One aspect of the UNIX Keeper worth mentioning now is that except when it is performing a task, it is always in the “available” state. This is necessary because signal processing is handled by the Keeper. When one UNIX task signals another task, it is the Keeper that sends a message to the other Keeper. The receiving Keeper will effect the signal processing for the receiving process. This means that a UNIX Keeper may never invoke a Key (for example, to do I/O) and wait for the reply, since the reply may be delayed for extended periods while waiting for a remote system or keyboard activity. The Keeper must start the I/O operation using a FORK object and then become available without restarting its kept Domain. While the Keeper is available it may receive a message that indicates the completion of the I/O, the completion of a timer request, or a signal from another task and must be available to receive the message and process it. This need to keep the Keeper “available” shows through in the design of the device I/O interface.

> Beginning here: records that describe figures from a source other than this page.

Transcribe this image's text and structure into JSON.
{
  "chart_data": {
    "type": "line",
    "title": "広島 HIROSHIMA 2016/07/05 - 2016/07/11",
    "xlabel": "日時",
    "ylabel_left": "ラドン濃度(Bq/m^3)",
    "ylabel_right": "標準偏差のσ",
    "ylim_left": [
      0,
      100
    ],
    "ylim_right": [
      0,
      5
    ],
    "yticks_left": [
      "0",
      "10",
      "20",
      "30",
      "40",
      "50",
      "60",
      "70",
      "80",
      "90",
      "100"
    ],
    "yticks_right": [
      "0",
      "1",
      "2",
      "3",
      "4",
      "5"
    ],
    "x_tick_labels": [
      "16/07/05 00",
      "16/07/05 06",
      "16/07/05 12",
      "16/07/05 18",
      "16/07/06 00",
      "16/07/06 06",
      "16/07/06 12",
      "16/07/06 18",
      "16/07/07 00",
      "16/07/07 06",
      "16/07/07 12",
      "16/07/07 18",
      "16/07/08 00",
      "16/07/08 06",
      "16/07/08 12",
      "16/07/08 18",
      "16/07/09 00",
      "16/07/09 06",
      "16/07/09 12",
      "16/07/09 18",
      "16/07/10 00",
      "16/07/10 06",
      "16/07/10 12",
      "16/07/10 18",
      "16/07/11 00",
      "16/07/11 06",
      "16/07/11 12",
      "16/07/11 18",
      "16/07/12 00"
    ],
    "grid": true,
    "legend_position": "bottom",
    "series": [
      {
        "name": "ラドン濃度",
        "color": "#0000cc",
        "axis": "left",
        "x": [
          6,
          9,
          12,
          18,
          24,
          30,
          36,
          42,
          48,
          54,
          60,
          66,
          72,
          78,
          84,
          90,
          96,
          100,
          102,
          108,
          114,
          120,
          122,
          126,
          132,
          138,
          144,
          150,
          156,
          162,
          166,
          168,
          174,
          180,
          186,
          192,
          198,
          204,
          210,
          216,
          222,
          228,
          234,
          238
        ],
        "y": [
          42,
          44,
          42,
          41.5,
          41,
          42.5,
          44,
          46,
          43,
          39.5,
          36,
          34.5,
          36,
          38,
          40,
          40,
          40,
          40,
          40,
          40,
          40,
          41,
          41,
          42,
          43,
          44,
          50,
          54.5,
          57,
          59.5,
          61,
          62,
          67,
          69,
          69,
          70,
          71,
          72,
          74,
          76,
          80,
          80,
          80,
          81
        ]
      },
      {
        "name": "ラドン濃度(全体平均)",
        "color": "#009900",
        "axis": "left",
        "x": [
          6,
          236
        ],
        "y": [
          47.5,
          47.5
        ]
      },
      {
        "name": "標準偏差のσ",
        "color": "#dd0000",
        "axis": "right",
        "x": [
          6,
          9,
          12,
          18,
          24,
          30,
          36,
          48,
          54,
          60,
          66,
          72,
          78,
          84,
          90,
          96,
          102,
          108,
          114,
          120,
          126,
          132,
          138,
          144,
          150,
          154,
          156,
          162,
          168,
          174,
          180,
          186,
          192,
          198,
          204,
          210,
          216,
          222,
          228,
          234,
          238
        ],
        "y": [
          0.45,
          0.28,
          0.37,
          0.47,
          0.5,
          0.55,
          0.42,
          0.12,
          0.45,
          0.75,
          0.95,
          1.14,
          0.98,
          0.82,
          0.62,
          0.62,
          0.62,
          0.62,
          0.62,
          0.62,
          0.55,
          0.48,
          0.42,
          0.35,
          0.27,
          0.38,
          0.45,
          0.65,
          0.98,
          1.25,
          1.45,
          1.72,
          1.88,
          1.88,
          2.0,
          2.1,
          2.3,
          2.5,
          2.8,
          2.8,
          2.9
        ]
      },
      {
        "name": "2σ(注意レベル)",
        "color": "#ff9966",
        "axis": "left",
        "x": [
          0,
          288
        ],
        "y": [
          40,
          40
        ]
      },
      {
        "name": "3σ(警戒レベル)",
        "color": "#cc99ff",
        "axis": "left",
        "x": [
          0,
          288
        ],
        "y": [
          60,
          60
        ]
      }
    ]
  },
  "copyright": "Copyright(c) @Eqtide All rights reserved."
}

The Keeper uses the databyte feature of Start keys to partition its function. Each separate aspect of the Keeper’s behavior has a separate databyte assigned. Thus the Start key used by I/O devices to inform the Keeper that I/O is complete is different from the Start key used by other Keepers to send signals. It is true that the message ordercode could indicate the intent of the invoker of the Key but use of the databyte removes a whole class of errors that would result in bugs that would be difficult to isolate.